Essas árvores foram plantadas por Maduuda e Fa’jadi e cresceram com vitalidade. Seduume logo pensou que a terra já estava boa para os humanos viverem. Fez uma pessoa chamada Yuudawaana. Como não havia ar na terra, ele respirava o ar enviado do céu por Seduume. Foi Yuudawaana quem pisou na primeira terra, ele pisou em Kamaasonnha. Em seguida, Seduume trouxe água e pedra. Essa última foi trazida para cá para deixar a terra firme, forte e segura. * Originalmente publicado no livro Território Ye’kwana: a vida em Auaris (2017)

Cantos para se viver bem

Mais do que formas de expressão artística, os cantos são tecnologias ensinadas aos Ye’kwana por seus ancestrais e possibilitam a existência propriamente humana, afastando os perigos provocados pelos odo’shankomo. Os cantos são compreendidos como armas de defesa (konemjönö ewanakatojoje, “proteção contra aquilo que faz mal”).

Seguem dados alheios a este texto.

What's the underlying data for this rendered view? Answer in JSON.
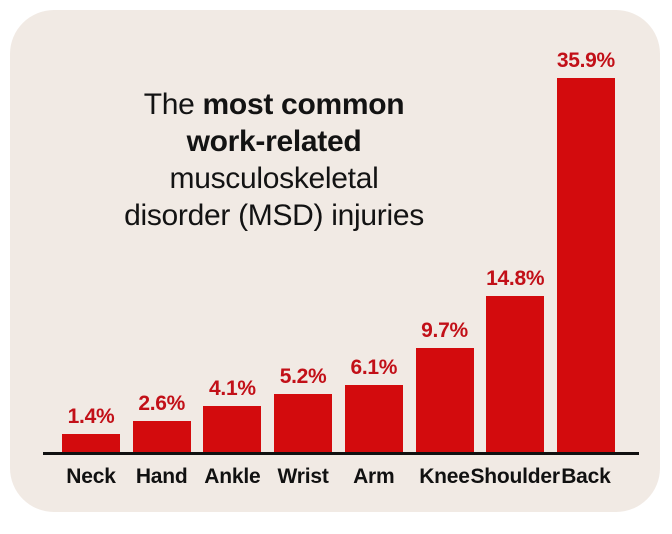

Os cantos realizados hoje nas festas e nos rituais pelos donos de canto são réplicas dos cantos celestes feitos na terra pelo demiurgo, Wanaadi, e seus auxiliares. Não há invenção de novos cantos, ao contrário, os Ye’kwana são assertivos em dizer que continuam fazendo os mesmos cantos aprendidos pelos antigos ancestrais e guardados na memória dos sábios e sábias ye’kwana.

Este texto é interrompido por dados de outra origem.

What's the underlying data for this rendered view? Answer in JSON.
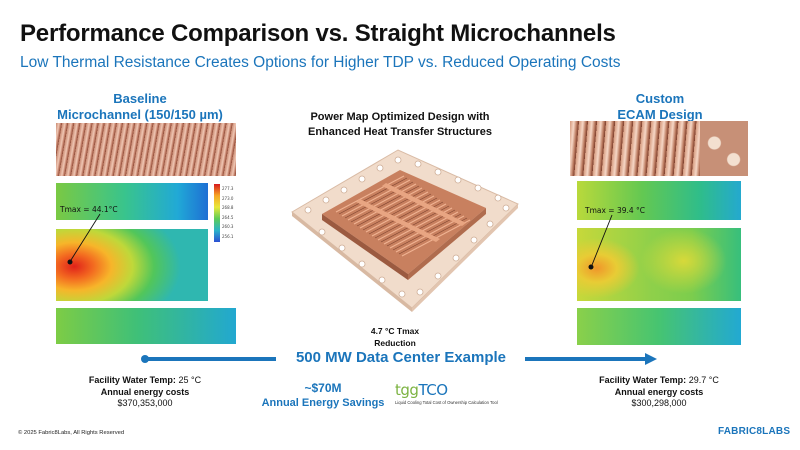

Os donos e donas de canto (acchudi edhaamo) cuidam da transmissão e da circulação dos cantos e são figuras muito importantes na vida comunitária e mestres rituais muito respeitados. Para ser reconhecida como tal, a pessoa deve conhecer um vasto repertório de cantos, práticas e conhecimentos rituais, incluindo as histórias (wätunnä) e o léxico especial da fala ritual.

Execução de um canto durante a realização do ritual da menina moça. Comunidade Fuduuwaadunnha, TI Yanomami. Majoí Gongora, 2013.
Execução de um canto durante a realização do ritual da menina moça. Comunidade Fuduuwaadunnha, TI Yanomami. Majoí Gongora, 2013.

Os cantos acchudi e ädeemi são considerados os mais importantes vetores de circulação das histórias wätunnä. Então, uma pessoa que é dona de canto também é considerada dona de história, pois para realizar um canto ritual é preciso profundo conhecimento dos eventos que aconteceram no tempo das origens.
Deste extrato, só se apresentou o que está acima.